La mujer no respiraba. En sus ojos había una mirada vacía. Rhys tanteó el cuello para encontrar algo de pulso, pero no lo había. En el seno, como grabado a fuego en la carne, estaba la marca de los labios de su hermano.

—Majere —oró el monje—, esta mujer no sabía lo que decía. Ten piedad de ella. ¡Devuélvela a la vida!

Rhys cambió ligeramente de postura, y la cabeza de la mujer se deslizó hacia un lado. El brazo flaccido, apoyado en su rodilla, resbaló y cayó inerte al suelo. Rhys esperó oír la voz del dios.

—¡No castigues a esta mujer inocente por mi causa, señor! —suplicó el monje—. ¡Su muerte es culpa mía! Podría haberla salvado, igual que habría podido salvar a mis hermanos.

No hubo respuesta. El único sonido fue la risa burlona de Lleu.

—¡Zeboim! —gritó Rhys con voz quebrada—. Concede la vida a esta pobre mujer.

Un eco de la risa desdeñosa de su hermano llegó desde las sombras de los árboles.

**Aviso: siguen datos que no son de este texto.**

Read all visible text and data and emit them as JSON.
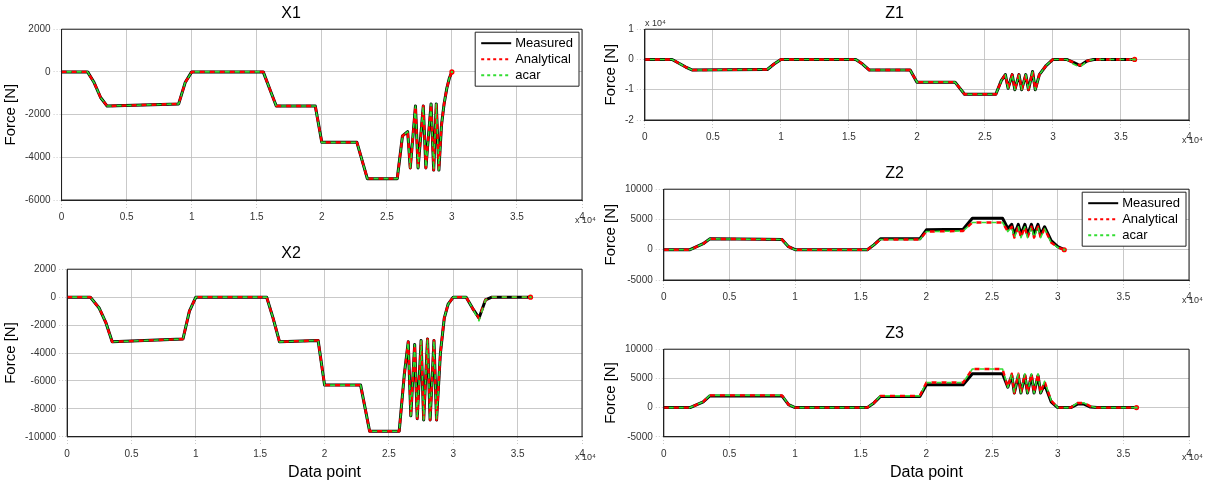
{
  "chart_data": [
    {
      "type": "line",
      "title": "X1",
      "ylabel": "Force [N]",
      "annotations": [
        "x 10⁴"
      ],
      "legend": "top right",
      "grid": true,
      "xlim": [
        0,
        4
      ],
      "xticks": [
        0,
        0.5,
        1,
        1.5,
        2,
        2.5,
        3,
        3.5,
        4
      ],
      "ylim": [
        -6000,
        2000
      ],
      "yticks": [
        -6000,
        -4000,
        -2000,
        0,
        2000
      ],
      "x": [
        0,
        0.2,
        0.25,
        0.3,
        0.35,
        0.9,
        0.95,
        1.0,
        1.55,
        1.6,
        1.65,
        1.95,
        2.0,
        2.27,
        2.35,
        2.58,
        2.62,
        2.66,
        2.68,
        2.72,
        2.74,
        2.78,
        2.8,
        2.84,
        2.86,
        2.88,
        2.9,
        2.92,
        2.94,
        2.96,
        2.98,
        3.0
      ],
      "series": [
        {
          "name": "Measured",
          "color": "#000000",
          "line_style": "solid",
          "values": [
            0,
            0,
            -500,
            -1200,
            -1600,
            -1500,
            -500,
            0,
            0,
            -800,
            -1600,
            -1600,
            -3300,
            -3300,
            -5000,
            -5000,
            -3000,
            -2800,
            -4500,
            -1600,
            -4500,
            -1600,
            -4500,
            -1500,
            -4600,
            -1500,
            -4600,
            -2500,
            -1500,
            -800,
            -300,
            0
          ]
        },
        {
          "name": "Analytical",
          "color": "#ff0000",
          "line_style": "dashed",
          "values": [
            0,
            0,
            -500,
            -1200,
            -1600,
            -1500,
            -500,
            0,
            0,
            -800,
            -1600,
            -1600,
            -3300,
            -3300,
            -5000,
            -5000,
            -3000,
            -2800,
            -4500,
            -1600,
            -4500,
            -1600,
            -4500,
            -1500,
            -4600,
            -1500,
            -4600,
            -2500,
            -1500,
            -800,
            -300,
            0
          ]
        },
        {
          "name": "acar",
          "color": "#33dd33",
          "line_style": "dashed",
          "values": [
            0,
            0,
            -500,
            -1200,
            -1600,
            -1500,
            -500,
            0,
            0,
            -800,
            -1600,
            -1600,
            -3300,
            -3300,
            -5000,
            -5000,
            -3000,
            -2800,
            -4500,
            -1600,
            -4500,
            -1600,
            -4500,
            -1500,
            -4600,
            -1500,
            -4600,
            -2500,
            -1500,
            -800,
            -300,
            0
          ]
        }
      ]
    },
    {
      "type": "line",
      "title": "X2",
      "xlabel": "Data point",
      "ylabel": "Force [N]",
      "annotations": [
        "x 10⁴"
      ],
      "grid": true,
      "xlim": [
        0,
        4
      ],
      "xticks": [
        0,
        0.5,
        1,
        1.5,
        2,
        2.5,
        3,
        3.5,
        4
      ],
      "ylim": [
        -10000,
        2000
      ],
      "yticks": [
        -10000,
        -8000,
        -6000,
        -4000,
        -2000,
        0,
        2000
      ],
      "x": [
        0,
        0.18,
        0.25,
        0.3,
        0.35,
        0.9,
        0.95,
        1.0,
        1.55,
        1.6,
        1.65,
        1.95,
        2.0,
        2.28,
        2.35,
        2.58,
        2.62,
        2.65,
        2.67,
        2.7,
        2.72,
        2.75,
        2.77,
        2.8,
        2.82,
        2.85,
        2.87,
        2.9,
        2.93,
        2.96,
        3.0,
        3.1,
        3.15,
        3.2,
        3.25,
        3.3,
        3.6
      ],
      "series": [
        {
          "color": "#000000",
          "line_style": "solid",
          "values": [
            0,
            0,
            -800,
            -1800,
            -3200,
            -3000,
            -1000,
            0,
            0,
            -1500,
            -3200,
            -3100,
            -6300,
            -6300,
            -9600,
            -9600,
            -5500,
            -3200,
            -8500,
            -3400,
            -8700,
            -3100,
            -8800,
            -3000,
            -8800,
            -3100,
            -8800,
            -4000,
            -1500,
            -500,
            0,
            0,
            -800,
            -1500,
            -200,
            0,
            0
          ]
        },
        {
          "color": "#ff0000",
          "line_style": "dashed",
          "values": [
            0,
            0,
            -800,
            -1800,
            -3200,
            -3000,
            -1000,
            0,
            0,
            -1500,
            -3200,
            -3100,
            -6300,
            -6300,
            -9600,
            -9600,
            -5500,
            -3200,
            -8500,
            -3400,
            -8700,
            -3100,
            -8800,
            -3000,
            -8800,
            -3100,
            -8800,
            -4000,
            -1500,
            -500,
            0,
            0,
            -800,
            -1500,
            -200,
            0,
            0
          ]
        },
        {
          "color": "#33dd33",
          "line_style": "dashed",
          "values": [
            0,
            0,
            -800,
            -1800,
            -3200,
            -3000,
            -1000,
            0,
            0,
            -1500,
            -3200,
            -3100,
            -6300,
            -6300,
            -9600,
            -9600,
            -5500,
            -3200,
            -8500,
            -3400,
            -8700,
            -3100,
            -8800,
            -3000,
            -8800,
            -3100,
            -8800,
            -4000,
            -1500,
            -500,
            0,
            0,
            -800,
            -1700,
            -200,
            0,
            0
          ]
        }
      ]
    },
    {
      "type": "line",
      "title": "Z1",
      "ylabel": "Force [N]",
      "annotations": [
        "x 10⁴",
        "x 10⁴"
      ],
      "grid": true,
      "xlim": [
        0,
        4
      ],
      "xticks": [
        0,
        0.5,
        1,
        1.5,
        2,
        2.5,
        3,
        3.5,
        4
      ],
      "ylim": [
        -2,
        1
      ],
      "yticks": [
        -2,
        -1,
        0,
        1
      ],
      "x": [
        0,
        0.2,
        0.3,
        0.35,
        0.9,
        0.95,
        1.0,
        1.55,
        1.6,
        1.65,
        1.95,
        2.0,
        2.28,
        2.35,
        2.58,
        2.62,
        2.65,
        2.67,
        2.7,
        2.72,
        2.75,
        2.77,
        2.8,
        2.82,
        2.85,
        2.87,
        2.9,
        2.95,
        3.0,
        3.1,
        3.15,
        3.2,
        3.25,
        3.3,
        3.6
      ],
      "series": [
        {
          "color": "#000000",
          "line_style": "solid",
          "values": [
            0,
            0,
            -0.25,
            -0.35,
            -0.33,
            -0.15,
            0,
            0,
            -0.15,
            -0.35,
            -0.35,
            -0.75,
            -0.75,
            -1.15,
            -1.15,
            -0.7,
            -0.5,
            -0.95,
            -0.5,
            -1.0,
            -0.5,
            -1.0,
            -0.5,
            -1.0,
            -0.4,
            -1.0,
            -0.5,
            -0.2,
            0,
            0,
            -0.1,
            -0.2,
            -0.05,
            0,
            0
          ]
        },
        {
          "color": "#ff0000",
          "line_style": "dashed",
          "values": [
            0,
            0,
            -0.25,
            -0.35,
            -0.33,
            -0.15,
            0,
            0,
            -0.15,
            -0.35,
            -0.35,
            -0.75,
            -0.75,
            -1.15,
            -1.15,
            -0.7,
            -0.5,
            -0.95,
            -0.5,
            -1.0,
            -0.5,
            -1.0,
            -0.5,
            -1.0,
            -0.4,
            -1.0,
            -0.5,
            -0.2,
            0,
            0,
            -0.1,
            -0.2,
            -0.05,
            0,
            0
          ]
        },
        {
          "color": "#33dd33",
          "line_style": "dashed",
          "values": [
            0,
            0,
            -0.25,
            -0.35,
            -0.33,
            -0.15,
            0,
            0,
            -0.15,
            -0.35,
            -0.35,
            -0.75,
            -0.75,
            -1.15,
            -1.15,
            -0.7,
            -0.5,
            -0.95,
            -0.5,
            -1.0,
            -0.5,
            -1.0,
            -0.5,
            -1.0,
            -0.4,
            -1.0,
            -0.5,
            -0.2,
            0,
            0,
            -0.15,
            -0.25,
            -0.05,
            0,
            0
          ]
        }
      ]
    },
    {
      "type": "line",
      "title": "Z2",
      "ylabel": "Force [N]",
      "annotations": [
        "x 10⁴"
      ],
      "legend": "top right",
      "grid": true,
      "xlim": [
        0,
        4
      ],
      "xticks": [
        0,
        0.5,
        1,
        1.5,
        2,
        2.5,
        3,
        3.5,
        4
      ],
      "ylim": [
        -5000,
        10000
      ],
      "yticks": [
        -5000,
        0,
        5000,
        10000
      ],
      "x": [
        0,
        0.2,
        0.3,
        0.35,
        0.9,
        0.95,
        1.0,
        1.55,
        1.6,
        1.65,
        1.95,
        2.0,
        2.28,
        2.35,
        2.58,
        2.62,
        2.65,
        2.67,
        2.7,
        2.72,
        2.75,
        2.77,
        2.8,
        2.82,
        2.85,
        2.87,
        2.9,
        2.95,
        3.0,
        3.05
      ],
      "series": [
        {
          "name": "Measured",
          "color": "#000000",
          "line_style": "solid",
          "values": [
            0,
            0,
            1000,
            1800,
            1700,
            500,
            0,
            0,
            800,
            1800,
            1800,
            3300,
            3400,
            5200,
            5200,
            3500,
            4200,
            2500,
            4200,
            2500,
            4200,
            2500,
            4200,
            2500,
            4200,
            2500,
            3800,
            1500,
            500,
            0
          ]
        },
        {
          "name": "Analytical",
          "color": "#ff0000",
          "line_style": "dashed",
          "values": [
            0,
            0,
            1000,
            1800,
            1700,
            500,
            0,
            0,
            800,
            1700,
            1700,
            3000,
            3100,
            4500,
            4500,
            3000,
            3800,
            2000,
            3800,
            2000,
            3800,
            2000,
            3800,
            2000,
            3800,
            2000,
            3500,
            1200,
            400,
            0
          ]
        },
        {
          "name": "acar",
          "color": "#33dd33",
          "line_style": "dashed",
          "values": [
            0,
            0,
            1000,
            1800,
            1700,
            500,
            0,
            0,
            800,
            1700,
            1700,
            3000,
            3100,
            4500,
            4500,
            3000,
            3800,
            2000,
            3800,
            2000,
            3800,
            2000,
            3800,
            2000,
            3800,
            2000,
            3500,
            1200,
            400,
            0
          ]
        }
      ]
    },
    {
      "type": "line",
      "title": "Z3",
      "xlabel": "Data point",
      "ylabel": "Force [N]",
      "annotations": [
        "x 10⁴"
      ],
      "grid": true,
      "xlim": [
        0,
        4
      ],
      "xticks": [
        0,
        0.5,
        1,
        1.5,
        2,
        2.5,
        3,
        3.5,
        4
      ],
      "ylim": [
        -5000,
        10000
      ],
      "yticks": [
        -5000,
        0,
        5000,
        10000
      ],
      "x": [
        0,
        0.2,
        0.3,
        0.35,
        0.9,
        0.95,
        1.0,
        1.55,
        1.6,
        1.65,
        1.95,
        2.0,
        2.28,
        2.35,
        2.58,
        2.62,
        2.65,
        2.67,
        2.7,
        2.72,
        2.75,
        2.77,
        2.8,
        2.82,
        2.85,
        2.87,
        2.9,
        2.95,
        3.0,
        3.1,
        3.15,
        3.2,
        3.25,
        3.3,
        3.6
      ],
      "series": [
        {
          "color": "#000000",
          "line_style": "solid",
          "values": [
            0,
            0,
            1000,
            2000,
            2000,
            500,
            0,
            0,
            800,
            1900,
            1900,
            3900,
            3900,
            5800,
            5800,
            3500,
            5500,
            2500,
            5500,
            2500,
            5500,
            2500,
            5500,
            2500,
            5500,
            2500,
            4000,
            1000,
            0,
            0,
            600,
            600,
            100,
            0,
            0
          ]
        },
        {
          "color": "#ff0000",
          "line_style": "dashed",
          "values": [
            0,
            0,
            1000,
            2100,
            2100,
            500,
            0,
            0,
            800,
            2000,
            2000,
            4300,
            4300,
            6600,
            6600,
            3500,
            5800,
            2500,
            5800,
            2500,
            5800,
            2500,
            5800,
            2500,
            5800,
            2500,
            4500,
            1200,
            0,
            0,
            800,
            800,
            200,
            0,
            0
          ]
        },
        {
          "color": "#33dd33",
          "line_style": "dashed",
          "values": [
            0,
            0,
            1000,
            2100,
            2100,
            500,
            0,
            0,
            800,
            2000,
            2000,
            4300,
            4300,
            6600,
            6600,
            3500,
            5800,
            2500,
            5800,
            2500,
            5800,
            2500,
            5800,
            2500,
            5800,
            2500,
            4500,
            1200,
            0,
            0,
            800,
            800,
            200,
            0,
            0
          ]
        }
      ]
    }
  ]
}
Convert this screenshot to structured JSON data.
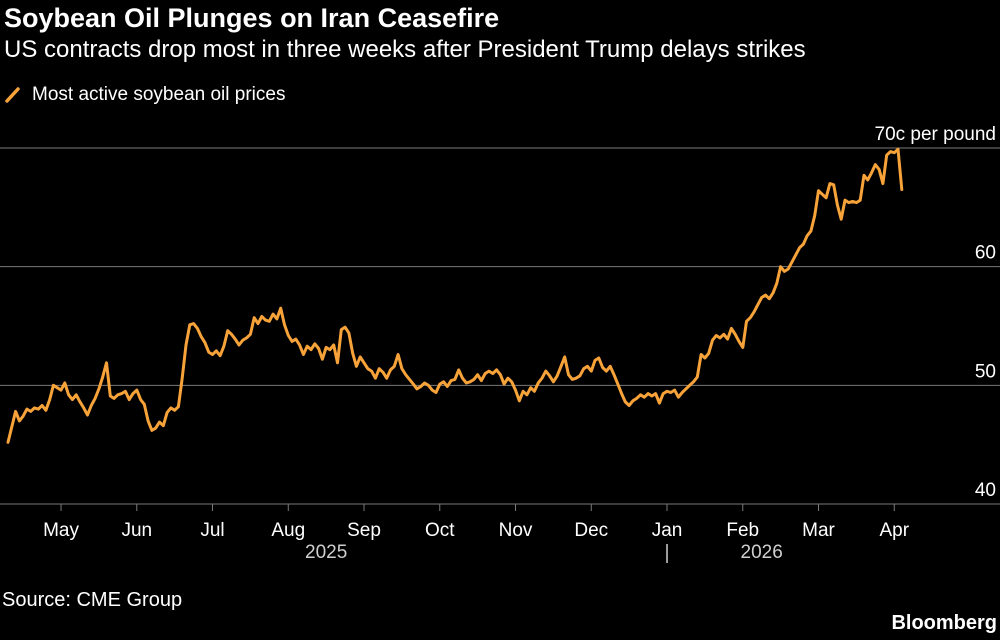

Rhys soltó el cuerpo de la mujer en el suelo, con delicadeza.

—Su espíritu se ha ido —dijo Beleño—. Lo siento, Rhys. No se puede hacer nada. Me temo que tu hermano tiene razón. Chemosh la tiene.

Poniéndose de pie, el monje encaró a su hermano.

—No quería hacer esto, Lleu, pero no me dejas alternativa. Eres mi prisionero. Voy a llevarte ante las autoridades y se te acusará de asesinato. Quiero que me acompañes sin resistirte. No quiero hacerte daño, pero si es preciso lo haré.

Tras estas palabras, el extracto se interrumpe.